Whoa there Max; as I wrote above, it was just a passing thought. Didn't mean anything but that.

Also around where I live, shooting your shotgun isn't any kind of offence. The whole article smells of hoax.

That's fine. My point was that he was not arrested for property damage.

If you want to rephrase it and say How come discharging a shotgun over property you don't own is criminal when all it does is a little bit of property damage?, then I'm not left with anything to be pedantic about.

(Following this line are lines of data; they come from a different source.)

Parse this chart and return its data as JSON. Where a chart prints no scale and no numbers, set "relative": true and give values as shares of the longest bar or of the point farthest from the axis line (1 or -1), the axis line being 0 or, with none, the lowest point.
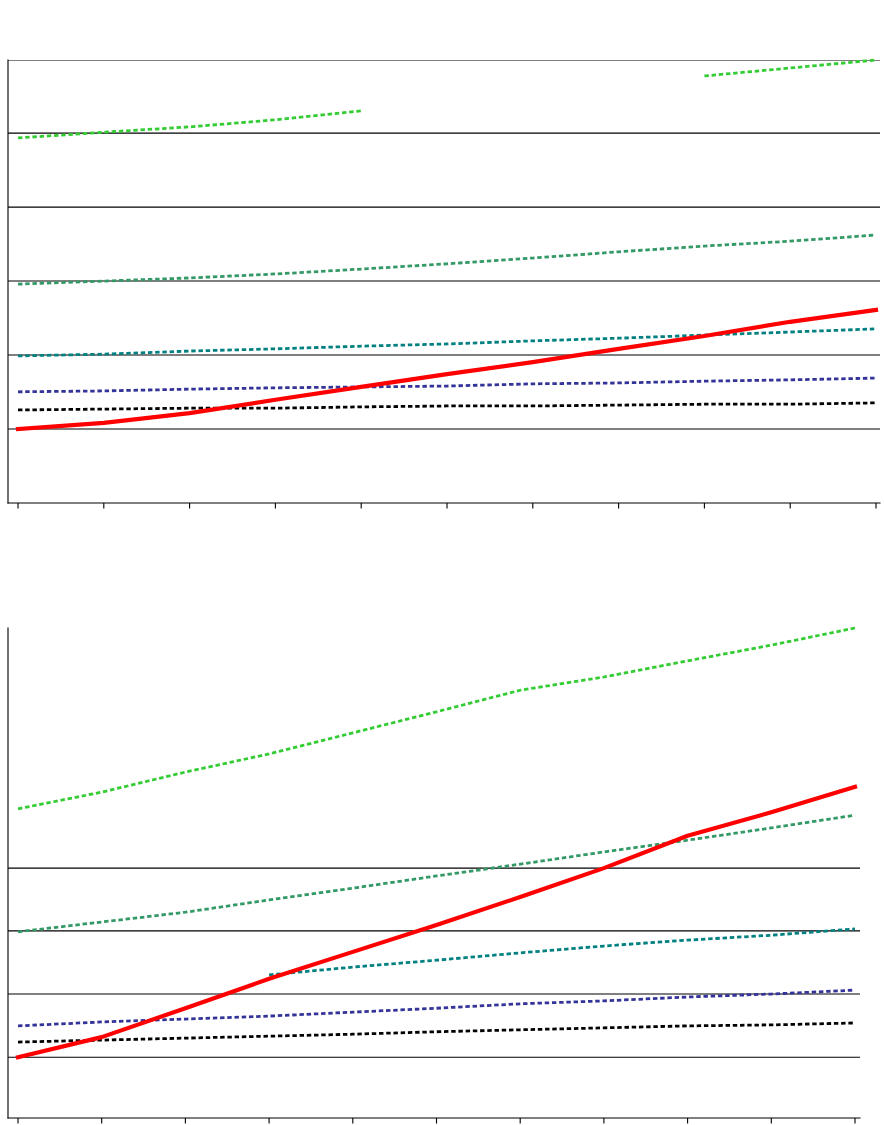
{
  "chart_data": [
    {
      "type": "line",
      "relative": true,
      "line_style": "dashed",
      "categories": [
        null,
        null,
        null,
        null,
        null,
        null,
        null,
        null,
        null,
        null,
        null
      ],
      "ref_lines": [
        {
          "axis": "y",
          "value": 0.167,
          "color": "#000000"
        },
        {
          "axis": "y",
          "value": 0.334,
          "color": "#000000"
        },
        {
          "axis": "y",
          "value": 0.501,
          "color": "#000000"
        },
        {
          "axis": "y",
          "value": 0.668,
          "color": "#000000"
        },
        {
          "axis": "y",
          "value": 0.835,
          "color": "#000000"
        },
        {
          "axis": "y",
          "value": 1.0,
          "color": "#000000"
        }
      ],
      "series": [
        {
          "color": "#33cc33",
          "values": [
            0.824,
            0.837,
            0.849,
            0.865,
            0.885,
            null,
            null,
            null,
            0.964,
            0.982,
            1.0
          ]
        },
        {
          "color": "#339966",
          "values": [
            0.494,
            0.501,
            0.508,
            0.517,
            0.528,
            0.54,
            0.553,
            0.567,
            0.58,
            0.591,
            0.605
          ]
        },
        {
          "color": "#008080",
          "values": [
            0.332,
            0.336,
            0.343,
            0.348,
            0.354,
            0.359,
            0.366,
            0.372,
            0.379,
            0.386,
            0.393
          ]
        },
        {
          "color": "#333399",
          "values": [
            0.251,
            0.253,
            0.257,
            0.26,
            0.262,
            0.264,
            0.269,
            0.271,
            0.275,
            0.278,
            0.282
          ]
        },
        {
          "color": "#000000",
          "values": [
            0.21,
            0.212,
            0.214,
            0.214,
            0.217,
            0.219,
            0.219,
            0.221,
            0.223,
            0.223,
            0.226
          ]
        },
        {
          "color": "#ff0000",
          "line_style": "solid",
          "values": [
            0.167,
            0.181,
            0.203,
            0.233,
            0.262,
            0.291,
            0.318,
            0.348,
            0.377,
            0.409,
            0.436
          ]
        }
      ]
    },
    {
      "type": "line",
      "relative": true,
      "line_style": "dashed",
      "categories": [
        null,
        null,
        null,
        null,
        null,
        null,
        null,
        null,
        null,
        null,
        null
      ],
      "ref_lines": [
        {
          "axis": "y",
          "value": 0.124,
          "color": "#000000"
        },
        {
          "axis": "y",
          "value": 0.253,
          "color": "#000000"
        },
        {
          "axis": "y",
          "value": 0.382,
          "color": "#000000"
        },
        {
          "axis": "y",
          "value": 0.51,
          "color": "#000000"
        }
      ],
      "series": [
        {
          "color": "#33cc33",
          "values": [
            0.631,
            0.665,
            0.706,
            0.743,
            0.786,
            0.829,
            0.873,
            0.9,
            0.933,
            0.965,
            1.0
          ]
        },
        {
          "color": "#339966",
          "values": [
            0.38,
            0.4,
            0.42,
            0.445,
            0.469,
            0.494,
            0.518,
            0.543,
            0.567,
            0.592,
            0.618
          ]
        },
        {
          "color": "#008080",
          "values": [
            null,
            null,
            null,
            0.292,
            0.308,
            0.322,
            0.337,
            0.351,
            0.363,
            0.373,
            0.386
          ]
        },
        {
          "color": "#333399",
          "values": [
            0.188,
            0.196,
            0.202,
            0.208,
            0.216,
            0.224,
            0.233,
            0.239,
            0.247,
            0.253,
            0.261
          ]
        },
        {
          "color": "#000000",
          "values": [
            0.155,
            0.159,
            0.163,
            0.167,
            0.171,
            0.176,
            0.18,
            0.184,
            0.188,
            0.19,
            0.194
          ]
        },
        {
          "color": "#ff0000",
          "line_style": "solid",
          "values": [
            0.124,
            0.165,
            0.224,
            0.284,
            0.339,
            0.394,
            0.451,
            0.51,
            0.576,
            0.624,
            0.676
          ]
        }
      ]
    }
  ]
}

Thanks. I noticed there's nothing in the article that says where the shotgun was discharged; nor where the drone was when it was damaged. Also, magically the drone owner was able to point out where the shotgun was discharged. That is notoriously difficult to do - echoes, shotgun noise similar to car backfires etc.

I think its all made up.

I'm comfortable with the assumption that the drone operator was close enough to the drone to discern betwixt a gun discharge and other loud bangs. It does say they were focusing the drone on a house under construction (and even if they were flying all over the neighborhood, they would still likely end up keeping a short distance to the drone).

Edit: I'm also comfortable with the assumption that the police took the location of the firing and such into account when they made the arrest.